Daelyn has developed a sometimes annoying habit of picking up catch phrases from movies we watch as a family and then using them indiscriminately for the next several weeks.
It wasn't too bad when the phrase was from the family classic, "Seven Alone".
"I know there's good in you, boy, I just hope I live to see it."
Now, however, he's moved on to lines from SpiderMan which, in context, sound completely innocuous but, repeated by themselves, take on a whole different meaning.
I guess I shouldn't complain. My nephew grew up watching reruns of "The Andy Griffith Show" and can probably still recite entire episodes from memory. We got awful tired of his Barney imitations and, never, with any preamble or explanation. He'd just launch into a squeeky, slightly nasal tone and recite some goofy line.
Barney: "Nip it in the bud, I always say. Nip it, nip it, nip it."
Andy: "Barn...?"
Barney: "Nip it, Anj. Just nip it in the bud."
We always worried a little about him when he started quoting Otis, the town drunk.

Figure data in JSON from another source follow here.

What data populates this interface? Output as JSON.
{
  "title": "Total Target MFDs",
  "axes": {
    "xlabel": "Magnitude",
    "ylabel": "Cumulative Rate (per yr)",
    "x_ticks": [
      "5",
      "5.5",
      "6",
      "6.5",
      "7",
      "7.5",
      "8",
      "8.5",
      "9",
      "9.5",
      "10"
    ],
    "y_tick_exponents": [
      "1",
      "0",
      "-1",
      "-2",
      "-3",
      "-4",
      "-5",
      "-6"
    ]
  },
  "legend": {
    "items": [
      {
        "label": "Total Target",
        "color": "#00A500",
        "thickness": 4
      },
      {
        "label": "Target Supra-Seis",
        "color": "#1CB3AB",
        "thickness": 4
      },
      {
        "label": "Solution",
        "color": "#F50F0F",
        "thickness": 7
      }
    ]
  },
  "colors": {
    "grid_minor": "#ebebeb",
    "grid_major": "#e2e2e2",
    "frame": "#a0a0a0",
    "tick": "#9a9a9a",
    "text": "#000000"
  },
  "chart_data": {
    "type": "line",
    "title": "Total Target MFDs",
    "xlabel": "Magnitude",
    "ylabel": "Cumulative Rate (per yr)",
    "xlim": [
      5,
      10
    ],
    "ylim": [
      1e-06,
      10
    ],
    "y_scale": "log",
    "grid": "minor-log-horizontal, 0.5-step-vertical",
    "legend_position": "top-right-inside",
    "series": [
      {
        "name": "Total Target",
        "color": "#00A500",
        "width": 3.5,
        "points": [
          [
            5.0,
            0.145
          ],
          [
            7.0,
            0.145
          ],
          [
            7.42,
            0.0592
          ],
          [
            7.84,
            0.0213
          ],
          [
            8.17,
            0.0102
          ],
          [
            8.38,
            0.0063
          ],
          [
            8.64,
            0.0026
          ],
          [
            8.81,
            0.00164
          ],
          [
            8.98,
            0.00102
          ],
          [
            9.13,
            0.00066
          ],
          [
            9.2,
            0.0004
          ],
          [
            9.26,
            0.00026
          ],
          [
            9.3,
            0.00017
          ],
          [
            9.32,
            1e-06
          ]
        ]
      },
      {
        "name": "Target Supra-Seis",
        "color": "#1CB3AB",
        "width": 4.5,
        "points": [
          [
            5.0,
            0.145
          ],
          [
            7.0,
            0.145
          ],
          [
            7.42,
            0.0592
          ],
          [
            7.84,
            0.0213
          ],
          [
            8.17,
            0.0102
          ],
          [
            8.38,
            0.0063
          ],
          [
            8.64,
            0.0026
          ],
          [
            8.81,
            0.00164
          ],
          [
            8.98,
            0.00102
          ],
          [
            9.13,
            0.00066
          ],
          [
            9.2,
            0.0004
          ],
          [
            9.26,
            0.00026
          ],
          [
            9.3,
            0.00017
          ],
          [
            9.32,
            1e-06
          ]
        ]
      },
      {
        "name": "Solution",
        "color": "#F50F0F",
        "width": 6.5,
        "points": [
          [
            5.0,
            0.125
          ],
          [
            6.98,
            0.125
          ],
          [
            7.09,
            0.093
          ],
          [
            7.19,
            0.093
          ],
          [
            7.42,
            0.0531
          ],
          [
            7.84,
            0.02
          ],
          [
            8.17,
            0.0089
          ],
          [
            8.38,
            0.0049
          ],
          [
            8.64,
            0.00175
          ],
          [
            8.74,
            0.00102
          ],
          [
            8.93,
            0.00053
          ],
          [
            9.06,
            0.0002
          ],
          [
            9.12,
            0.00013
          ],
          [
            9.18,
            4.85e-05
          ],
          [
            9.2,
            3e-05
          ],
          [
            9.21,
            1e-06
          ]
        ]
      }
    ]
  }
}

My favorite episode is the one where Andy is asked, once again, to head up the fund drive for homeless boys. He finds out from Opie's teacher, whom he dates, that Opie gave the next to the smallest donation in the class. The only person who gave less than him was a homeless boy. He confronts Opie who explains that he's saving his money to buy a present for a little girl in the class that he likes, and Andy begins his lecture.
Andy: "Do you know that for every 10 boys in our county, there are 2 1/2 homeless boys?"
Opie: "Gee, Pa, I'd sure like to see that."
Andy: "See what?"
Opie: "A half a boy."
Andy: "It's not really a half a boy, son. It's a ratio."
Opie: "Horatio who?"
In the end, after disciplining Opie for hoarding his money for his little girlfriend, Andy is humiliated to find out that Opie is saving to buy this little girl a winter coat because she doesn't have one. Apparently, Opie understands the concepts Andy's trying to teach him much better than Andy.
Classics like that are hard to beat. And Daelyn never seems to memorize lines from Veggie Tales videos. Only the lines spoken by the boys from "across the tracks" in "Where the Red Fern Grows" and the lines spoken by the villain in SpiderMan.
I'm just hoping, over the next 16 days, he doesn't pick up on the Passion-phrase coined by Turino for the Winter Olympics. That one, spoken out of turn, might REALLY get us into trouble.